Davis não dá ponto sem nó. Ver abarrotado um espaço tão privilegiado quanto a academia, que foi historicamente negado ao povo negro e onde (infelizmente) a meritocracia é tão latente, foi sem dúvida uma das experiências mais incríveis de vida. Enxergar a cor e conhecer as histórias de quem tá ocupando esses espaços com muita luta me faz acreditar em dias melhores.

A abordagem sobre política de cotas nas universidades brasileiras, elogiada pela ativista, que disse que os Estados Unidos, embora tentem há décadas implantar algo parecido, jamais conseguiram, se tornava ainda mais verdadeira quando olhávamos ao redor e a universidade estava pintada de povo, como deveria ser sempre.

“Admito que estou muito mais impactada com o sistema educacional brasileiro que com o norte-americano. Me lembro bem quando no Brasil começaram os debates e na Bahia já vejo ações concretas. Vi isso principalmente em Cachoeira, na Universidade do Recôncavo. Isso nos prova que é mesmo possível garantir acesso à educação formal à população que havia sido excluída historicamente”, disse.

Angela Davis defendeu o que chamou de “feminismo descolonizado”, que coloca na centralidade da luta anticapitalista as questões de gênero, classe e raça, e disse que as brasileiras têm um importante papel neste processo: “Me parece que nesse momento contemporâneo as mulheres negras brasileiras representam o futuro do movimento. As mulheres negras brasileiras têm um longo histórico de luta por liberdade”.
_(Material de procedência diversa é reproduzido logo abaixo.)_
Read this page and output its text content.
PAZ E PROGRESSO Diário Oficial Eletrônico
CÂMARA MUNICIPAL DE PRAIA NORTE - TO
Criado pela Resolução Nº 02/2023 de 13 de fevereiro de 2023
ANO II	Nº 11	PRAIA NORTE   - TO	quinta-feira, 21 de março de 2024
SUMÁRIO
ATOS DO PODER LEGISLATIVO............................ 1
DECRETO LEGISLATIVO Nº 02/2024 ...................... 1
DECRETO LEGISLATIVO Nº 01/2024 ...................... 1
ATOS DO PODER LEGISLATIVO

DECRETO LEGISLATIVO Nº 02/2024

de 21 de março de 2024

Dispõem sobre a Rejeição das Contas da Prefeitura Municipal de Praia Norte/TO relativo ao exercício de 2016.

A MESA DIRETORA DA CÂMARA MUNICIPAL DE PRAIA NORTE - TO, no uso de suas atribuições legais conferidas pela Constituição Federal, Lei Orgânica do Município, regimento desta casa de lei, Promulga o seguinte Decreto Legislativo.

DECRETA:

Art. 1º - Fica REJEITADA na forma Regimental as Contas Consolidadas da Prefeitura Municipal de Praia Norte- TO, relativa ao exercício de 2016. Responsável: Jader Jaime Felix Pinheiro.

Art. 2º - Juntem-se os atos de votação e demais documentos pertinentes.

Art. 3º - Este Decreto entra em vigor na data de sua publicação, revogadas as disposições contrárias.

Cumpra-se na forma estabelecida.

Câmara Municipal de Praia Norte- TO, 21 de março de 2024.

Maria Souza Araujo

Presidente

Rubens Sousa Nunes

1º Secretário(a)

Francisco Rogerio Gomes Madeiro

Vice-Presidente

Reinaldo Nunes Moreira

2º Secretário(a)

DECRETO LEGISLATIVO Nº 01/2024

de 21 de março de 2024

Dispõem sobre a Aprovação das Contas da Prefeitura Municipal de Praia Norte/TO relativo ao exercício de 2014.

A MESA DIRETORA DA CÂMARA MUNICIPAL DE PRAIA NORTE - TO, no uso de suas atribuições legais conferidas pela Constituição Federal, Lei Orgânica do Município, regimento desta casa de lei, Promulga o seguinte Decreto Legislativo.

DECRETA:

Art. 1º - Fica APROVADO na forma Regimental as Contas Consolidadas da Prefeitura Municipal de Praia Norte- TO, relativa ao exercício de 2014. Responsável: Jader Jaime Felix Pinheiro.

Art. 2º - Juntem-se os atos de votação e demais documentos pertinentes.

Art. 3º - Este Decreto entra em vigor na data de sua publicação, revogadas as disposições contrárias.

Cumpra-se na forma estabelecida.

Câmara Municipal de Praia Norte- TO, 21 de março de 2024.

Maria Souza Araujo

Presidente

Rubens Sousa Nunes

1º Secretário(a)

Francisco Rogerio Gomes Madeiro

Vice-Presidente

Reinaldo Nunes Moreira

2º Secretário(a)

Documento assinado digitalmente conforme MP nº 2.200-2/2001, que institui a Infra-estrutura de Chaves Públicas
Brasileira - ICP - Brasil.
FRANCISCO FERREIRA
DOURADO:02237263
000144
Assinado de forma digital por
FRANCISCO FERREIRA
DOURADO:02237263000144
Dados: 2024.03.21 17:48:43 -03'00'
A prática coerente com o discurso se fez presente ali mesmo, quando falou sobre a resistência das mulheres quilombolas e recebeu Dona Joca, mulher, negra e quilombola, que luta por um direito tão básico como acesso à água. Ninguém conteve as lágrimas.

A vinda de Angela Davis deve ser o estopim para gente olhar mais com os óculos apurado para a realidade. Que esse dia se propague através da força que ela nos emanou e sirva para que a resistência persista todos os dias contra um sistema tão opressor e desigual no Brasil e no mundo.

“Quando a vida das mulheres negras começarem a realmente ter importância, o mundo será transformado e teremos a certeza de que todas as vidas importarão”. Angela Davis, Bahia, 2017.